As months went by, the images of escalating violence in the U.S.-Mexico border against migrants started eroding Tower’s hope. Then, in July, the first strategy discussing the root causes of migration in Central America fell flat. And when the report missed its intended deadline in August, Tower’s excitement had completely shifted into frustration.
The final report doesn’t reflect any of the policy recommendations her group and others brought up during consultation, Tower said. ”It doesn’t feel like it’s a step forward,” but a repetition of what’s already known, she added.
Kayly Ober, senior advocate and program manager for the Climate Displacement Program at Refugees International, echoed the disappointment felt amongst advocates. “The report is long on description and too short on prescription,” she said. “It seems that it took them eight months to put together this report that is essentially a literature review, which required much deeper thought.
However, noting that the report was a regurgitation of ideas and facts already well-documented by advocates across the globe, Erol Yayboke, a director at Center for Strategic and International Studies, says it was significant in uplifting these ideas to the White House.
One of the key legislative suggestions offered by the report was the expanded use of an already established migrant protection program known as Temporary Protected Status, or TPS — a proposition floated around by Yayboke’s policy think tank last year. Historically, TPS has offered temporary residence to individuals from a designated list of countries that have been struck by natural disasters or political unrest causing displacement, but in its 30 years of existence, it has only been extended to roughly 20 countries. Expanding the program could potentially prevent build-ups at the border like we saw this year after Hurricanes Eta and Iota devastated Central America — and it could be done without congressional support.
“The fact that it’s now in a National Security Council Report means that it’s got a lot more legs behind it,” Yayboke, who was a co-author of a report on the use of TPS for climate refugees last year, told Grist. “That’s one step closer to implementing new and strengthened pathways for the millions of people who are going to be affected by climate change.

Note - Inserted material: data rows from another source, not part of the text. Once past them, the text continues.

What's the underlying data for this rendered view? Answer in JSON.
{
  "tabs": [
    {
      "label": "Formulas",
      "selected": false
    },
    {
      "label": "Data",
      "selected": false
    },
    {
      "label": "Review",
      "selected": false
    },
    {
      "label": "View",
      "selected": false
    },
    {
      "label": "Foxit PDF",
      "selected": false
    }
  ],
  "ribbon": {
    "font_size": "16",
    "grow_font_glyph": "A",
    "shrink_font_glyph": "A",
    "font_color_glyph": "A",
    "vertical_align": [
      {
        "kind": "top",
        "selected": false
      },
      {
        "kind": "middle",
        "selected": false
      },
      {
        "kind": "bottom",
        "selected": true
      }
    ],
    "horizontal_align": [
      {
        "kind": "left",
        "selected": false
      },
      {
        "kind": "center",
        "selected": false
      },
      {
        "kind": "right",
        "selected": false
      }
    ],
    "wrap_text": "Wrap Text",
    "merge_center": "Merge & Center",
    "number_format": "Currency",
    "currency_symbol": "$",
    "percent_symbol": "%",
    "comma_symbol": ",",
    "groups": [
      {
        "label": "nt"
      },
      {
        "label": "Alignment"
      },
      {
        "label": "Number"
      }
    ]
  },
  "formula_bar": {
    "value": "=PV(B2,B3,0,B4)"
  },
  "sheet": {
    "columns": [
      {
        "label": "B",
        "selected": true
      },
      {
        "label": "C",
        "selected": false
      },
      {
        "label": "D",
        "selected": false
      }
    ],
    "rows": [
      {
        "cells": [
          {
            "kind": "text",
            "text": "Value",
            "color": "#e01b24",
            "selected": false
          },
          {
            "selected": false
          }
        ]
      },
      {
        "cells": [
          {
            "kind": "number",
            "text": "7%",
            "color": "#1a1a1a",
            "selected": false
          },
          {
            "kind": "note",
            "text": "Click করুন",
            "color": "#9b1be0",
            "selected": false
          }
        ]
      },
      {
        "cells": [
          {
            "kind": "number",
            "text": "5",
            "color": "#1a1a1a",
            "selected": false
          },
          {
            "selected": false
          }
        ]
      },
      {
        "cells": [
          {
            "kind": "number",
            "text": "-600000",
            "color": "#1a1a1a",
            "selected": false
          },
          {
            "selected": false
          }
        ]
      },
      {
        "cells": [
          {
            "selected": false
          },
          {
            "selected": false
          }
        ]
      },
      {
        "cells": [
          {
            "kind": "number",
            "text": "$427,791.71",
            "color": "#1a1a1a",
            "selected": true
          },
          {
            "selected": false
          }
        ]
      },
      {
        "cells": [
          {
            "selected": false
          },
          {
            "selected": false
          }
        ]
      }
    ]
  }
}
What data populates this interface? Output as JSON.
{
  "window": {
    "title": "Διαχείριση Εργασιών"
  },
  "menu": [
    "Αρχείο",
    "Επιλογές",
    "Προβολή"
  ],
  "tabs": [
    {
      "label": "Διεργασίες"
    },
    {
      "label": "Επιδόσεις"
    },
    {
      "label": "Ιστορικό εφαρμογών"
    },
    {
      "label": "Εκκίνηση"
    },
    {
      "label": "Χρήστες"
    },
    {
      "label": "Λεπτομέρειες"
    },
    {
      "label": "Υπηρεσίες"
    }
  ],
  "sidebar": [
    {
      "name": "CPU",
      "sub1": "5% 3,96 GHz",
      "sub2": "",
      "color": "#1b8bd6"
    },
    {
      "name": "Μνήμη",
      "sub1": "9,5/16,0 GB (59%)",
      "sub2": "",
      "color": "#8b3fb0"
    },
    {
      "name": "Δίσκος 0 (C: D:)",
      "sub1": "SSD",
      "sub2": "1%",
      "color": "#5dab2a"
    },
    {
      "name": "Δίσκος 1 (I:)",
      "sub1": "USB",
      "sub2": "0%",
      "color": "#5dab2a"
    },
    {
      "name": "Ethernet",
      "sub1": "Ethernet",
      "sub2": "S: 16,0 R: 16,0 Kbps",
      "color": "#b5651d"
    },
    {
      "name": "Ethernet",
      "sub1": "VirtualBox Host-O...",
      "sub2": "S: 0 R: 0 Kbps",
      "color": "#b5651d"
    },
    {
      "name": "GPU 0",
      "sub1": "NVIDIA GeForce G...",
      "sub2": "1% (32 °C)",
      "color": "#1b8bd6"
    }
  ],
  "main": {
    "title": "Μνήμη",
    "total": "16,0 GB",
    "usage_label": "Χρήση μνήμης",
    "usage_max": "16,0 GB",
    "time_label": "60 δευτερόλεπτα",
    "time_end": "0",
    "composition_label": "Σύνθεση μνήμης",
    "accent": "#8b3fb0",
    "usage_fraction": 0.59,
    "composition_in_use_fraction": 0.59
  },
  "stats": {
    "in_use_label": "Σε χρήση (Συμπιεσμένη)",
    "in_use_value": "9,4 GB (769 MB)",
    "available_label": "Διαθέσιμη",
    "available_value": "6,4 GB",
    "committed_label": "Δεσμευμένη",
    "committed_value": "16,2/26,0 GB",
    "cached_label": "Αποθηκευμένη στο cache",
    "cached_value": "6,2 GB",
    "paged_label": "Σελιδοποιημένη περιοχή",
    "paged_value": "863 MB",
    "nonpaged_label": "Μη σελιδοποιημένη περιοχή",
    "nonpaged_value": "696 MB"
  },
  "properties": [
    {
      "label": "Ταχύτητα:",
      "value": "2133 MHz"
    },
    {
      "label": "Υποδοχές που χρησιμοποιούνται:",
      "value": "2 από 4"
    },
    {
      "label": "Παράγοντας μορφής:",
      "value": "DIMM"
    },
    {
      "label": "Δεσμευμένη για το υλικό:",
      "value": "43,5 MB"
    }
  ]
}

Yayboke says he understands why many groups may be disappointed with the report, but notes it an important step forward — especially given the country’s documented inability to pass climate legislation. “Very few people would say with a straight face that our current protections are sufficient — but this document is just meant to be a report,” he said. “Some of this may take congressional action, which we can all agree is really hard in today’s climate and the administration needs to take its time to make sure that their plans are durable from rollbacks from future administrations.”
While that may be true, the report made one thing clear about the country’s role in protecting climate migrants — despite being the largest greenhouse gas emitter in history: the country has no obligation to support climate migrants. “The United States does not consider its international human rights obligations to require extending international protection to individuals fleeing the impacts of climate change,” the report states.
Climate Refugees’ Amali Tower believes that’s a mistake, since “climate change destabilizes entire existences, it marginalizes people who are already oppressed, and it erodes their rights, their abilities to feed themselves, to work, to withstand disasters, to survive increasing costs of living,” she said. “This is a failure to not recognize all of that in your policy prescription.”
*Correction: This story originally misstated the last name of Climate Refugees founder Amali Tower.